Aslında alınacak bir galibiyetin anlamı öyle fazlaydı ki, 13 bin basketbolsever tıpkı eski günlerindeki gibi Efes’in yanındaydı. O kalabalığın coşkusu da sahadaki oyunculara yansımıştı. 2 maçtır oynamayan Llull’ün dönüşüyle birlikte Madrid yine kusursuz hücum takımı görüntüsündeydi. Onları yenmek de ancak iyi hücumla olabilirdi ve Efes 3 çeyrek bunu başarıyla yerine getirdi. Maç başında Micic-Pleiss ikilisi coşarken ardından yumuşak savunması nedeniyle Randolph’u durdurmakta zorlanan Moerman bunu atarak telafi etti, Fransız’ın dış atışlarıyla, devre 52-45’e bitti.

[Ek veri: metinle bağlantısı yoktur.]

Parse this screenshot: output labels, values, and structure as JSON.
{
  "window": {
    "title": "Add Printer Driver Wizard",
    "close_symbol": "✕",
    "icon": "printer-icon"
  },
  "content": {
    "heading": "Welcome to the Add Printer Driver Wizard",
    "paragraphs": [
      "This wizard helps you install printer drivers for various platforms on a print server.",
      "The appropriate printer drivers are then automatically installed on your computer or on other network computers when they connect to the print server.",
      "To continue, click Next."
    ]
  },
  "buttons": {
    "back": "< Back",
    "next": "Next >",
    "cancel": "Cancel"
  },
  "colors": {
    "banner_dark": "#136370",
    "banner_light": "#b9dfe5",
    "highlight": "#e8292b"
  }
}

3. çeyrekte Larkin, ‘Benim de yerim burası’ mesajını yollarcasına oynadı. Zaten onun hücumu takım halinde iyi savunma ile süslenince 26. dakikada fark 15 oldu. Ama belli ki Larkin de bir türlü ritme girememesini dert etmiş olacak ki, heyecana kapıldı, ilginç tercihler yaptı! Maçın başında Tavares’e karşı Efes’in kullandığı ikili oyun kozunu, son bölümde Real de Ayon ile kullanmaya başlayınca, fark bir anda yandı bitti, kül oldu! 4 numaradaki yumuşaklığın üst düzey maçlarda sıkıntı olacağı belliydi, zaten Thompkins de devreye girince bu sıkıntı çok net hissedildi. 3 çeyrek şiir gibi hücum eden Efes, rakibin bu dönüşüne karşı telaşlanınca bu kez 10 dakikayı 8 sayıyla bitirdi. Son dakika içinde Dunston ile Pleiss’ın kaçırdığı 2 turnike, 17 saniye kala başlanan hücumda Micic’ten gelen top kaybı muhteşem başlayan geceyi hüzünle sonlandırdı. Tek teselli, Efes’in geçen yılki görüntüsünden sonra, artık zirve takımlarına karşı sahada uzun süre böyle dik durmasıydı.